De rechtbank neemt aan dat de psychische problematiek van verdachte een rol heeft gespeeld bij zijn gedrag, maar van meer dan enigszins verminderd ontoerekenbaarheid is niet gebleken. Het NIFP heeft in haar advies geschreven geen meerwaarde te zien in een Pro Justitia rapportage.
Alles afwegende zal de rechtbank, aan verdachte een gevangenisstraf opleggen voor de duur van 6 maanden, waarvan 2 maanden voorwaardelijk, met een proeftijd van 3 jaren en met aftrek van de tijd die verdachte in voorarrest heeft doorgebracht. Het onvoorwaardelijke strafdeel duurt daarmee niet veel langer dan de tijd dat verdachte heeft vastgezeten. Mede nu de rechtbank minder bewezen acht dan de officier van justitie is de straf lager dan de eis.

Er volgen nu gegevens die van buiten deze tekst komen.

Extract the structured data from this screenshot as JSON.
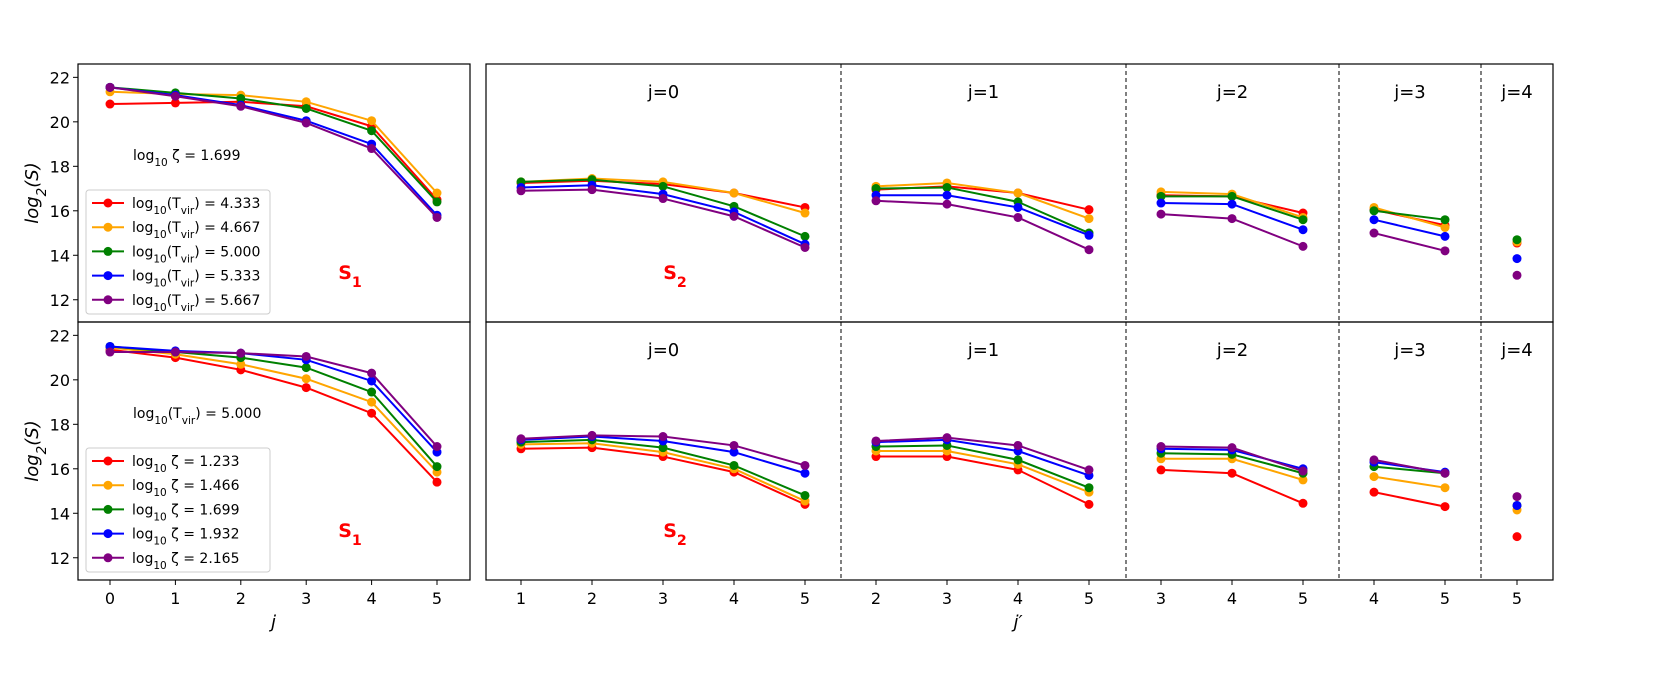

8.De toegepaste wettelijke bepalingen

De oplegging van de straf is gegrond op de artikelen 14a, 14b, 14c, 57, 300, 310 en 350 van het Wetboek van Strafrecht.

9.De beslissing

De rechtbank:
 verklaart bewezen dat verdachte het tenlastegelegde, zoals vermeld onder ‘De bewezenverklaring’, heeft begaan;
 verklaart niet bewezen hetgeen verdachte meer of anders is ten laste gelegd dan hierboven bewezen is verklaard en spreekt verdachte daarvan vrij;
 verstaat dat het aldus bewezenverklaarde oplevert de strafbare feiten zoals vermeld onder ‘De kwalificatie van het bewezenverklaarde’;
 verklaart verdachte hiervoor strafbaar;
 veroordeelt verdachte wegens het bewezenverklaarde tot
een gevangenisstraf voor de duur van 6 (zes) maanden;
 bepaalt dat een gedeelte van deze gevangenisstraf, te weten
2 (twee) maanden, niet ten uitvoer zal worden gelegd, tenzij de rechter later anders mocht gelasten, omdat verdachte zich voor het einde van de proeftijd van 3 (drie) jaren schuldig heeft gemaakt aan een strafbaar feit;
 beveelt dat de tijd, door verdachte vóór de tenuitvoerlegging van deze uitspraak in voorlopige hechtenis doorgebracht, bij de uitvoering van de opgelegde gevangenisstraf in mindering zal worden gebracht;
 heft de voorlopige hechtenis op met ingang van het tijdstip waarop de duur van deze hechtenis gelijk wordt aan die van de straf.
Dit vonnis is gewezen door mr. M.W.R. Koch (voorzitter), mr. T.P.E.E. van Groeningen en mr. P. Verkroost, rechters, in tegenwoordigheid van mr. S.F.A. Vrede, griffier, en uitgesproken ter openbare terechtzitting van deze rechtbank op 24 april 2025.
Mr. M.W.R. Koch is buiten staat dit vonnis te ondertekenen.

Voetnoten

1.Het bewijs is terug te vinden in het in de wettelijke vorm door verbalisant [verbalisant] van de politie Eenheid Oost-Nederland, opgemaakte proces-verbaal, dossiernummer PL0600-2025002455, gesloten op 6 januari 2025 en in de bijbehorende in wettelijke vorm opgemaakte processen-verbaal en overige schriftelijke bescheiden, tenzij anders vermeld. De vindplaatsvermeldingen verwijzen naar de pagina’s van het doorgenummerde dossier, tenzij anders vermeld.